The Infamous ALS #IceBucketChallenge – the Action Figure / Super Hero Edition

While this ALS #IceBucketChallenge is trending all over the place, here’s the action figure / super hero edition:

I’m sure you haven’t been able to avoid seeing this awareness campaign for ALS or Lou Gehrig’s disease – which has no cure or cause found yet in the 75 years since Lou Gehrig originally announced he had ALS. So even if you’re not Star Lord, Iron Man, or Green Arrow – dumping ice water over your head to raise awareness, or donating to the ALS site (my personal and drier choice), can be (IMHO) classified under “super heroic,” or at least “good deed for the day.”

Check out these super hero IBC videos and the ALS site here: http://www.alsa.org/donate/

Star Lord – Chris Pratt

Iron Man – Robert Downey Jr

Arrow – Stephen Amell

[EDIT from Ron: This last one might be a stretch to make it in the “actor who’s starred in a super hero movie and TV show” category, but I’ve added it anyways. I’m looking out for you guys!]

Ellen from episode 43 of the Super Hero Squad Show – Nina Dobrev

[Ron: See? Totally legit.
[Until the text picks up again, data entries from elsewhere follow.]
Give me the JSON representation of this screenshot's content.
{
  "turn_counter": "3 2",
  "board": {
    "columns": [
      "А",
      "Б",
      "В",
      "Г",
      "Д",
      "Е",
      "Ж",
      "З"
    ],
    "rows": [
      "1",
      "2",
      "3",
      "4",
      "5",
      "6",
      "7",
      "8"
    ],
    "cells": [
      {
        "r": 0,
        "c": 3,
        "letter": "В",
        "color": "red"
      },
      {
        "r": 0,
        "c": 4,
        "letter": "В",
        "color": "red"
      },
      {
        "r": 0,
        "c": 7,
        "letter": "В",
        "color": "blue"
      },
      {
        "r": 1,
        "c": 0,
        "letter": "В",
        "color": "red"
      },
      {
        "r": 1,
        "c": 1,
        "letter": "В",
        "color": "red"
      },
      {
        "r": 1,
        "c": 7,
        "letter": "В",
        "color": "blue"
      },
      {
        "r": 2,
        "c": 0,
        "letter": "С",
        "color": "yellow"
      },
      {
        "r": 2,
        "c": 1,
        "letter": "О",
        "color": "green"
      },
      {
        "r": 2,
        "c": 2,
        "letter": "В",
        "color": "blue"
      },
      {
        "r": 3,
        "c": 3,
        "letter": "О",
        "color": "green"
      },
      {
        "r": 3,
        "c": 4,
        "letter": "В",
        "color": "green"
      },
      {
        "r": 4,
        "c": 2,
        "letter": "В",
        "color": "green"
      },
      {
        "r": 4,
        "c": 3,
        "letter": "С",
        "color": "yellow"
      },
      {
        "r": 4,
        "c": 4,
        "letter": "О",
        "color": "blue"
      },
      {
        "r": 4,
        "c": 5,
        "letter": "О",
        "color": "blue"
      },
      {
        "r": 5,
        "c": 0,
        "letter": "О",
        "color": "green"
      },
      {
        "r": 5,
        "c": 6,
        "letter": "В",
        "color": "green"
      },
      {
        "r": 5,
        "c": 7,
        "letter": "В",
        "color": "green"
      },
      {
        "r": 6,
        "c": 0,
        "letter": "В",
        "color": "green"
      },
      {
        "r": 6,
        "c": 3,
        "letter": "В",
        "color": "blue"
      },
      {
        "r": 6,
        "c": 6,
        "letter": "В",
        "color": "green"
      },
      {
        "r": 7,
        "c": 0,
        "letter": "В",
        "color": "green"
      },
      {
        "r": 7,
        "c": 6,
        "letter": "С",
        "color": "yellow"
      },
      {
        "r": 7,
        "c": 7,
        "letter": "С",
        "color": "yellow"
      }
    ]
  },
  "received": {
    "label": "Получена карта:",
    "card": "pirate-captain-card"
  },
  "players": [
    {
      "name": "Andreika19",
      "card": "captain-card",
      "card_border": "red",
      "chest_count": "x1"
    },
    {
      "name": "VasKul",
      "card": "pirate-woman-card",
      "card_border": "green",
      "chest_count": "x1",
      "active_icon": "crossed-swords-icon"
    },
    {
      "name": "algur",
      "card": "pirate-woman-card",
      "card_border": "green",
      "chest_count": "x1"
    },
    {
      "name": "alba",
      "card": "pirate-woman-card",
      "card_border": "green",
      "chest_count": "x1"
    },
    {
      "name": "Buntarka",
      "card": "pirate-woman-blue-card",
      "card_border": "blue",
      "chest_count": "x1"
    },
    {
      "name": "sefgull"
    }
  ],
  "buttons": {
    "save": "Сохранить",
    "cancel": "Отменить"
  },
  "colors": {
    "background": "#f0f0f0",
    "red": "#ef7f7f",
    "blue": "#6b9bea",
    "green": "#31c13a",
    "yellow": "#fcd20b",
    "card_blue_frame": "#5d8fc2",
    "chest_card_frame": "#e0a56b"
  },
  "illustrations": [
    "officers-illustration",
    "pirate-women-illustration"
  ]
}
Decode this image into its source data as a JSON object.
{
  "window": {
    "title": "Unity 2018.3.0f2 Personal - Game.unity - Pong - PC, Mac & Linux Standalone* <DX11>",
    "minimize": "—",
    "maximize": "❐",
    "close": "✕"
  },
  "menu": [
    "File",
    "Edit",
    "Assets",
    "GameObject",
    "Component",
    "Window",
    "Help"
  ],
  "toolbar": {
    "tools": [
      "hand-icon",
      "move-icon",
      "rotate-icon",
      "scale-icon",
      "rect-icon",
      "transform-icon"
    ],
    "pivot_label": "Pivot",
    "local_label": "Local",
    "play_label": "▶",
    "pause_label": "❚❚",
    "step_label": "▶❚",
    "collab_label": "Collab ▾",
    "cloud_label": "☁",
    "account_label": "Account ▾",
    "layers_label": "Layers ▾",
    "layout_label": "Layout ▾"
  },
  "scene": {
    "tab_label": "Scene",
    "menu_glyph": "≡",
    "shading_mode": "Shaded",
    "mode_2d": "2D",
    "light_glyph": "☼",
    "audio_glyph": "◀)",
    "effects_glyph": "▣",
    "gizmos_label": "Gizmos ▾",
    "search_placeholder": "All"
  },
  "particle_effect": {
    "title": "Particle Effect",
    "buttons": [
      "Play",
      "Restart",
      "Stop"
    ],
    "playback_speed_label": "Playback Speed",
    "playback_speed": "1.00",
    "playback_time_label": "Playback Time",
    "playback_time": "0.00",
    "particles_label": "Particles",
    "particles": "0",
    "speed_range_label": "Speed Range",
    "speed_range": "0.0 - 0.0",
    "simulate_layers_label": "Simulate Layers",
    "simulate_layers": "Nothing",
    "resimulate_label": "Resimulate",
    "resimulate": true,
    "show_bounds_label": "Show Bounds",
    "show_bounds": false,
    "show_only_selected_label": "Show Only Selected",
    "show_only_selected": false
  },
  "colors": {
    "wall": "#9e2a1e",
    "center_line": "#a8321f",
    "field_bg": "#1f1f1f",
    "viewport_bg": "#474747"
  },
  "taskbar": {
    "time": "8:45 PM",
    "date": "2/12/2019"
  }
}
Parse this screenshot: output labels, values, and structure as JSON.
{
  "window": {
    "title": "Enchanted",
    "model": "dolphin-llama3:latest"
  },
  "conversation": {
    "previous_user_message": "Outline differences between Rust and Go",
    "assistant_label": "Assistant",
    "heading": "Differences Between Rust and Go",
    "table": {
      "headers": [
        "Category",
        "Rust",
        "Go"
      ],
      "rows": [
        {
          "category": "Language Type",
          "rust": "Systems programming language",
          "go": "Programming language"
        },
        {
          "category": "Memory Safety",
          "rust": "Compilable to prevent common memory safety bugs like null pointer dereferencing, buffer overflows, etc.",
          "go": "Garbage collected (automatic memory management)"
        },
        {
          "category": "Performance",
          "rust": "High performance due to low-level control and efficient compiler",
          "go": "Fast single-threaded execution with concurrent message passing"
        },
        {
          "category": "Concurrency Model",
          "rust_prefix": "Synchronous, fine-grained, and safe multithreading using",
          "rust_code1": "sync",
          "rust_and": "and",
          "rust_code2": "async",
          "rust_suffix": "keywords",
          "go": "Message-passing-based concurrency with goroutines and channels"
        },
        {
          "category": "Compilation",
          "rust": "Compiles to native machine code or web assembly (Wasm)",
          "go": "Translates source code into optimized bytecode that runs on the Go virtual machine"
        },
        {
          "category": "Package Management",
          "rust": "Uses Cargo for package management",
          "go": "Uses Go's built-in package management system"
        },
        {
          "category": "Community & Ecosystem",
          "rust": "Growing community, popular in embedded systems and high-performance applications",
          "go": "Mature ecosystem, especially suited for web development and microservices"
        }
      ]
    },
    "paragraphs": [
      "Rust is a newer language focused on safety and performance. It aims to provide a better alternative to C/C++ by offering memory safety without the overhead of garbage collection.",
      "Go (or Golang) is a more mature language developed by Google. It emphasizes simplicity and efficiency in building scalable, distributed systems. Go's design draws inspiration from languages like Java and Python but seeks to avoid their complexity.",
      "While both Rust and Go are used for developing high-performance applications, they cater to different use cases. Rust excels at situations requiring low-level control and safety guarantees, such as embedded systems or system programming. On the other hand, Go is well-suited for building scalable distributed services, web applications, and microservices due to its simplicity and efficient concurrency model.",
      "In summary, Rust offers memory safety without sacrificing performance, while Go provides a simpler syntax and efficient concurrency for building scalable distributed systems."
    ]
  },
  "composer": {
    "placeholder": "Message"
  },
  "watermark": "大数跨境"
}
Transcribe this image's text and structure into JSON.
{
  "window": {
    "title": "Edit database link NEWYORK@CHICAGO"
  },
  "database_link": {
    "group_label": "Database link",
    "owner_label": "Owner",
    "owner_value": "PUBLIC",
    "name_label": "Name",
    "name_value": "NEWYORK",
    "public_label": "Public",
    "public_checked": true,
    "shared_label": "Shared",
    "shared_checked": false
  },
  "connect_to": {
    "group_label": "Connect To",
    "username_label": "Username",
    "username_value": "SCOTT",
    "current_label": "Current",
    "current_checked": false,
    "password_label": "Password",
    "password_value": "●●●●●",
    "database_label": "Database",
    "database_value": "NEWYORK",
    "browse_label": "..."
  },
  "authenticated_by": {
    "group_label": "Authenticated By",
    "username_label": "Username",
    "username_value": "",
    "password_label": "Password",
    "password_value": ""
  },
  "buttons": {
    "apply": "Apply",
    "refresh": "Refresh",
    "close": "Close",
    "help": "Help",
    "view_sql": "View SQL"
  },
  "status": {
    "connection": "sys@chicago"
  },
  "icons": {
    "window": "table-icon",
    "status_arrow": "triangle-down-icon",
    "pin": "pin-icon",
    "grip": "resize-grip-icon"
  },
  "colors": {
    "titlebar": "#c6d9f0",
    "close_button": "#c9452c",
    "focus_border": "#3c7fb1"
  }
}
You’re welcome.]

Thank you for indulging this philanthropic and hopefully palatable post! 😉

One thought on “The Infamous ALS #IceBucketChallenge – the Action Figure / Super Hero Edition”

  1. We all have moral concern for humans and want to cure disease but do you also have moral concern for nonhuman animals?

    Do you think it’s wrong to inflict unnecessary suffering and death on animals?

    100% of the suffering and death we intentionally inflict on nonhuman animals is unnecessary. 99.99% of that is in the matter of “food” alone. However, the ways in which we exploit nonhuman animals are numerous and go far beyond the mere production of “food.”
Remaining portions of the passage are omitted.